In its 2007 EU strategy to tackle being overweight and obesity, the EU executive confirmed the existing voluntary approach to regulating food marketing and advertising, arguing it can be more efficient at tackling the issue.

In an effort to ward off regulation, industry groups have launched a series of initiatives. Examples include the World Federation of Advertisers, which pledged in 2007 to limit food and drink advertising to children under the age of 12 on TV, in print and on the Internet.

Another more recent commitment comes from the European soft drinks industry (UNESDA), which recently extended to the digital sphere its earlier commitment to refrain from directly targeting children under 12 through e-mail, mobile phones, outdoor video and other digital means.
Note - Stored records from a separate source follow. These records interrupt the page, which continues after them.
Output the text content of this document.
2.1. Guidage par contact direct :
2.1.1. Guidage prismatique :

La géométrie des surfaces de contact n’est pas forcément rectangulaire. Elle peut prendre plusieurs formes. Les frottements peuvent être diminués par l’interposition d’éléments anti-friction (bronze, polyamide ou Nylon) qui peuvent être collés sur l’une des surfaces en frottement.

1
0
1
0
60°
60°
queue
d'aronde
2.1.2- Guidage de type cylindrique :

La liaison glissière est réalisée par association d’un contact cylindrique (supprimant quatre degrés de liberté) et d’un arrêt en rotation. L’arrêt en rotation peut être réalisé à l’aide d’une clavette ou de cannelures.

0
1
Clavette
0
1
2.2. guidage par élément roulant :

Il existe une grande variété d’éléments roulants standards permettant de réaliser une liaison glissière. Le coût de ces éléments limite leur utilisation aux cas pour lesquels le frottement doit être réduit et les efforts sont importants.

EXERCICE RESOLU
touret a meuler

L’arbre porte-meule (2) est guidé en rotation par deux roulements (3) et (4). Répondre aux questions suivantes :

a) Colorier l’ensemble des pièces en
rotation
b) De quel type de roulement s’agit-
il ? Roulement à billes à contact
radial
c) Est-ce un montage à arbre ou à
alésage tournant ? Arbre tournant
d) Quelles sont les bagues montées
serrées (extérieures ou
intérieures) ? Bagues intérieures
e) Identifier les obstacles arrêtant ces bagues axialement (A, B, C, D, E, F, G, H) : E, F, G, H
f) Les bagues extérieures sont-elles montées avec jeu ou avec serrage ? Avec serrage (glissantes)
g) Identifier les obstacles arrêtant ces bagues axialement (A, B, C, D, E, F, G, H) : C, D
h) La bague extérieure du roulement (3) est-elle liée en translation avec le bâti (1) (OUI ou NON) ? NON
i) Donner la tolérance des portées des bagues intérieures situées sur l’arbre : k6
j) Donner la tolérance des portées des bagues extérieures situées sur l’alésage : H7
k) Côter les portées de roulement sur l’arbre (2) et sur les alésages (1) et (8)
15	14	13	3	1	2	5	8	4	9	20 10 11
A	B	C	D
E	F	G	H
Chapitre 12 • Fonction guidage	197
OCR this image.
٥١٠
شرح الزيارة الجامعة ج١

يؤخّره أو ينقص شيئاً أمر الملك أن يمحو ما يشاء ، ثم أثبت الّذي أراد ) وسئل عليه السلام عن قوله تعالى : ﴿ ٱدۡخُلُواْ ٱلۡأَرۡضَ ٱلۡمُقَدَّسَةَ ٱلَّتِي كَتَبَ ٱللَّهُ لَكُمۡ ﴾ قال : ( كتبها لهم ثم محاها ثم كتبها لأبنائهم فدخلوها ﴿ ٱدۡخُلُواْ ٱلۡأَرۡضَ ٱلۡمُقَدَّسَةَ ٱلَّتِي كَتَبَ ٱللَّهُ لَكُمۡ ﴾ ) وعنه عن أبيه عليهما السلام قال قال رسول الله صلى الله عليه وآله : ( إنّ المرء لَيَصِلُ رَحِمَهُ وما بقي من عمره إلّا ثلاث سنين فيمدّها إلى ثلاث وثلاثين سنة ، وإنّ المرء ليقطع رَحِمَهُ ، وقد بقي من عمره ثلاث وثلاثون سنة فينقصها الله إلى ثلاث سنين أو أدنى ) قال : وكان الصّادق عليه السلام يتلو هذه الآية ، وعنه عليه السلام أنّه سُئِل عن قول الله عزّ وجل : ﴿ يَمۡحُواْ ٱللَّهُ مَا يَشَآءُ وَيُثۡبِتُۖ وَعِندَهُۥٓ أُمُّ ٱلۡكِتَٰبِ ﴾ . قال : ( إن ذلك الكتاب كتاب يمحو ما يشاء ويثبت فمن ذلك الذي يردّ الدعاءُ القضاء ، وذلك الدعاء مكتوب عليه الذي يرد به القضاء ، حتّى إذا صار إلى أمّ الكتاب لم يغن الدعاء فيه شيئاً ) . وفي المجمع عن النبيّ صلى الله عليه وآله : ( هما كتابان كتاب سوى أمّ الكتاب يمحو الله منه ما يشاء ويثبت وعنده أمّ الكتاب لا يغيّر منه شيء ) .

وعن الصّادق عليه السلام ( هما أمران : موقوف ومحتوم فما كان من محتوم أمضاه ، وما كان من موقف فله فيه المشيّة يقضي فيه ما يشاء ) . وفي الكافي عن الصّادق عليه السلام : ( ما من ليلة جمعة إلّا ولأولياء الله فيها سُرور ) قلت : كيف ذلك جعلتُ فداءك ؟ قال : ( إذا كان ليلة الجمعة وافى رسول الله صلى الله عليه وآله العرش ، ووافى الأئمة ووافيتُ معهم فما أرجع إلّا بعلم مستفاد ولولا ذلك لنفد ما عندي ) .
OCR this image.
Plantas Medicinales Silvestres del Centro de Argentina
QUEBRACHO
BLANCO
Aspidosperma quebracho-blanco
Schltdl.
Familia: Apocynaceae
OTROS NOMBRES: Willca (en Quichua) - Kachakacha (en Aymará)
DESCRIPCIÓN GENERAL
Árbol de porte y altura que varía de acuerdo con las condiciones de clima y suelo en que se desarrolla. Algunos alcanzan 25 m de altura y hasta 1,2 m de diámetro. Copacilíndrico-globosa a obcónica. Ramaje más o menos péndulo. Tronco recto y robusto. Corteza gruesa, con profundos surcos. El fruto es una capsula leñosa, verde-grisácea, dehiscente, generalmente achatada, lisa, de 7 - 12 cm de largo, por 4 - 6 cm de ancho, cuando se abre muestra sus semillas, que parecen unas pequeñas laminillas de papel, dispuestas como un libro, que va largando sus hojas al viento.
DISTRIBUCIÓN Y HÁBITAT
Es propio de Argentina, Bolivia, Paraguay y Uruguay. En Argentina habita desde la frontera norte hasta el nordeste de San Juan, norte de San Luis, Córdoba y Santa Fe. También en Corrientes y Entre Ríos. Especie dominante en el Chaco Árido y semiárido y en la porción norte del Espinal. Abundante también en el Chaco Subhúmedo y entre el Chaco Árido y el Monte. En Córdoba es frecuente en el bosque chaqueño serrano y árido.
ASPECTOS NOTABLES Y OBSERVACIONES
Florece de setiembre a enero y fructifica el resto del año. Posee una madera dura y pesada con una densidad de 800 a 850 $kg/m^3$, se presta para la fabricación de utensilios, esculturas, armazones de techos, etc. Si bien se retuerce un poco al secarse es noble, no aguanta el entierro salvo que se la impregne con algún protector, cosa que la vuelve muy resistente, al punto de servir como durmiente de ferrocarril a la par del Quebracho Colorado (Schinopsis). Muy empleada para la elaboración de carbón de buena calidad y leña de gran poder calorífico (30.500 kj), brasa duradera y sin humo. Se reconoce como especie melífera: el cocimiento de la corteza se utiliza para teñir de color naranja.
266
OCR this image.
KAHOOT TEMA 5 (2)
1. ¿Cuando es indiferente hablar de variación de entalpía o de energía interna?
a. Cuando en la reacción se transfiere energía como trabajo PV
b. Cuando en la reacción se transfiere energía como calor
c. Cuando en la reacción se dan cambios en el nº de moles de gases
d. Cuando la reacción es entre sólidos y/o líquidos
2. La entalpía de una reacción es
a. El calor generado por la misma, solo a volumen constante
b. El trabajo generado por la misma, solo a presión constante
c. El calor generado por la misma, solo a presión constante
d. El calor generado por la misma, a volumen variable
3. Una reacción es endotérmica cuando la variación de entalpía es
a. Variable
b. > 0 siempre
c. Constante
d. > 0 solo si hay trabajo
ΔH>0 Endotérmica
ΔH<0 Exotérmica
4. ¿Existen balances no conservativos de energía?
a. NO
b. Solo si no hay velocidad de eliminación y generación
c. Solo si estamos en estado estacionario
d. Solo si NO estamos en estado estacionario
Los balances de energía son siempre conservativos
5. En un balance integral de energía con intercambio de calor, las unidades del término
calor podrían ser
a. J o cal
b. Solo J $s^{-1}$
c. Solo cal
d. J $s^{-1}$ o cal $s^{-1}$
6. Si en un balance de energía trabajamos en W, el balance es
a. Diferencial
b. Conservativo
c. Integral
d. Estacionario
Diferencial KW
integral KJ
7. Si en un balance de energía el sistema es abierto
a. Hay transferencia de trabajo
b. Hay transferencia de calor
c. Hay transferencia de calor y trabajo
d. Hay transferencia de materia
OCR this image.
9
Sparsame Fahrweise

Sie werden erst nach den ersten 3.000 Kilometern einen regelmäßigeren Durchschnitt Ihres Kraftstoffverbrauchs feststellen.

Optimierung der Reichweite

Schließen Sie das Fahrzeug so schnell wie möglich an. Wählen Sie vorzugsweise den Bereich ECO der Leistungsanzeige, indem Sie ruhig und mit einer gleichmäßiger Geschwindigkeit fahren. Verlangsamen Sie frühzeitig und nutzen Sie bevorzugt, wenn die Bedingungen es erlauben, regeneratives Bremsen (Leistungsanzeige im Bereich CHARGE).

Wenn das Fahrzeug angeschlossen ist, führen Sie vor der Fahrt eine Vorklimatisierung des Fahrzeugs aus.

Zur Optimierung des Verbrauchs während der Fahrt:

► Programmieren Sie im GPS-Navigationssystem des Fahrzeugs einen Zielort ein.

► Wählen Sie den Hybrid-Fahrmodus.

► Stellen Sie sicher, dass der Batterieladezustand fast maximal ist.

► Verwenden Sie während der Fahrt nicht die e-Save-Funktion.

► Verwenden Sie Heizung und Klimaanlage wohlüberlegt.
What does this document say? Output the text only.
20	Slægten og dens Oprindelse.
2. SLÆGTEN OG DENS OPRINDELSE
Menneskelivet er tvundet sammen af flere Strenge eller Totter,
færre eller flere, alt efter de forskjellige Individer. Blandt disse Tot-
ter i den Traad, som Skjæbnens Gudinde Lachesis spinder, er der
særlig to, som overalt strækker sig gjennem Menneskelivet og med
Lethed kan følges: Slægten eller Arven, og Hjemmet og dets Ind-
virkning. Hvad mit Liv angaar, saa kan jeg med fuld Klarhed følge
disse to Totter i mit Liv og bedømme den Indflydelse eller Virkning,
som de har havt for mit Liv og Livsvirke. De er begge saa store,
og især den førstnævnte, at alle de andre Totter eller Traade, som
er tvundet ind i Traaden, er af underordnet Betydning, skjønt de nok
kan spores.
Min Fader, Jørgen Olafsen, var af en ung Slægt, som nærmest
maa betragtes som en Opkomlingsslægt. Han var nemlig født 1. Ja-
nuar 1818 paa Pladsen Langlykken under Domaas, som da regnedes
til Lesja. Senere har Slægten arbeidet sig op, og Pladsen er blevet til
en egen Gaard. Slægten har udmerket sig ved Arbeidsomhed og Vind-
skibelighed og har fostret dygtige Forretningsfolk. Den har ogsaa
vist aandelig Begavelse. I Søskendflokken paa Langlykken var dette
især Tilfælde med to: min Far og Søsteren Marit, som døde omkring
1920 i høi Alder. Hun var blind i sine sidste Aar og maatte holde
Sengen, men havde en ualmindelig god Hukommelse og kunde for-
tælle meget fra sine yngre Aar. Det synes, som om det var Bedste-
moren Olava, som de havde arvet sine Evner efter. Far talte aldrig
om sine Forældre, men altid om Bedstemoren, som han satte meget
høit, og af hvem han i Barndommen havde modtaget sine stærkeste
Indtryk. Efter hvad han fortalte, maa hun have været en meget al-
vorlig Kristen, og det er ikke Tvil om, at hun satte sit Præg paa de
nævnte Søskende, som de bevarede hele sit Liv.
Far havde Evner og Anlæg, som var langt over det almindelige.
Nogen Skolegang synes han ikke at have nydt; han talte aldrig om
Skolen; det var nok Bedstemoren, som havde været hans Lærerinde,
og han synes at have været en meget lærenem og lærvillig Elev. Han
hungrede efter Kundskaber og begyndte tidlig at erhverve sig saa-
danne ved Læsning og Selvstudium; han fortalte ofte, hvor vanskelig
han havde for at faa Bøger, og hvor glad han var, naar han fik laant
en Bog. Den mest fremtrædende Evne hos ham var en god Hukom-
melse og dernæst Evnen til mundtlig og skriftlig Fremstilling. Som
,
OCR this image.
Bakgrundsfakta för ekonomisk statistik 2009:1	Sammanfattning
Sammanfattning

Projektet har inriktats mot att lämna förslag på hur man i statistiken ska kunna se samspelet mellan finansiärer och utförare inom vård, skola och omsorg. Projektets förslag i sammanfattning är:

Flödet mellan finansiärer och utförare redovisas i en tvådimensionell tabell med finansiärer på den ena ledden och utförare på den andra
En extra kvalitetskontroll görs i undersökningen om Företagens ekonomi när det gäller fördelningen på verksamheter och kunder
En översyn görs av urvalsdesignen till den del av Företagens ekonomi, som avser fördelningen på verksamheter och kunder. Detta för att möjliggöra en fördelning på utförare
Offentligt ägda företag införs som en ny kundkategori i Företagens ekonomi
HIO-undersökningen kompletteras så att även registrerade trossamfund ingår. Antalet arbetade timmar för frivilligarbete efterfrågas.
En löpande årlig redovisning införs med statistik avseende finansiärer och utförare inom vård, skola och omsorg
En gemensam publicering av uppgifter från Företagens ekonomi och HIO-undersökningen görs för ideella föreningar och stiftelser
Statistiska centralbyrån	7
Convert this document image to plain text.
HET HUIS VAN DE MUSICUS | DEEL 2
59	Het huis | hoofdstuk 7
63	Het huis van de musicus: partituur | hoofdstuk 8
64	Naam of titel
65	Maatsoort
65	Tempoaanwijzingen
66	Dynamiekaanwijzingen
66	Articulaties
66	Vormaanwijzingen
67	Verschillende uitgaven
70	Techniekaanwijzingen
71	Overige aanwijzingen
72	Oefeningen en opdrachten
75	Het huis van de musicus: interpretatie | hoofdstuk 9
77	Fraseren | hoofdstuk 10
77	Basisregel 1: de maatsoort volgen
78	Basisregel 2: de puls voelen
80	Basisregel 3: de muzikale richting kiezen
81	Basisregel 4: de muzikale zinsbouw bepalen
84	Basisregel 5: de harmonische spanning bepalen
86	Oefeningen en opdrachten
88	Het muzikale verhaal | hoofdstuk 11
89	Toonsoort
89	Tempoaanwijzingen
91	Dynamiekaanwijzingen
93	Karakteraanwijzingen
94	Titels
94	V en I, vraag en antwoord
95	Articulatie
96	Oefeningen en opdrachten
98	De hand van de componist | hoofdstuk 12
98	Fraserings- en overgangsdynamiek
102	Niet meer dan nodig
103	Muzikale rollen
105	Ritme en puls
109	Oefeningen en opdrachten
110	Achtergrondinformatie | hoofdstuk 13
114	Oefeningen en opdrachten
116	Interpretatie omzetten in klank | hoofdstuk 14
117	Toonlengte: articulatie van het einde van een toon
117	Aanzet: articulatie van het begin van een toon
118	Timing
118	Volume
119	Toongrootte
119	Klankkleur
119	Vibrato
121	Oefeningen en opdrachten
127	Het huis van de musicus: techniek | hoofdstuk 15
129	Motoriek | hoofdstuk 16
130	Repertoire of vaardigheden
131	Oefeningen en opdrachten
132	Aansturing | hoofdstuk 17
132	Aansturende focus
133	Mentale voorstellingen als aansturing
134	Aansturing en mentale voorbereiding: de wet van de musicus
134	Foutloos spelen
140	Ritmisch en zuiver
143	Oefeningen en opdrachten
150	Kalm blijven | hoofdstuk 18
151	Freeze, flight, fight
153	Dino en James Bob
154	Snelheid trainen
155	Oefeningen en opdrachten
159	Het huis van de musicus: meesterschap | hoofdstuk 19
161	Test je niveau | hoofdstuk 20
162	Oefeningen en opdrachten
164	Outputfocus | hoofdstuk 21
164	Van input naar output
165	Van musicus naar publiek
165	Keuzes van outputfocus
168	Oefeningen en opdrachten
Review due in coming weeks

The European Commission has warned that the voluntary measures will be assessed this year to determine whether other ways are also required.

The EU executive is currently finalising a mid-term progress report on its obesity and nutrition strategy, in which it will outline how it has delivered on its objectives so far, including on those regarding marketing and advertising self-regulation.

The report will be presented on 8-9 December during a conference on nutrition organised jointly with the Belgian EU Presidency.

In the meantime, Commission spokespeople said Brussels was continuing to work with stakeholders via the EU platform on diet, physical activity and health. Dialogue with EU member states is taking place through the High Level Group on nutrition and physical activity.

Research has shown that advertising and marketing have an influence on people's choices of food although there is no reference figure.

2007's Audiovisual Media Services Directive calls for a responsible self-regulatory approach to food advertising. An EU regulation on nutrition and health claims made on food, adopted in 2006, aims to protect consumers from unfair commercial practices by ensuring that any claim made on labelling or marketing of food is clear, accurate and based on scientific evidence.

An EU White Paper on nutrition, overweight and obesity-related health issues, adopted also in 2007, endorsed the existing voluntary approach to food marketing and advertising at EU level, but stressed that the situation would be reviewed in 2010.

In the framework of the EU platform on diet, physical activity and health, industry has made a number of commitments regarding marketing and advertising of foods, but also on consumer information, labelling and education.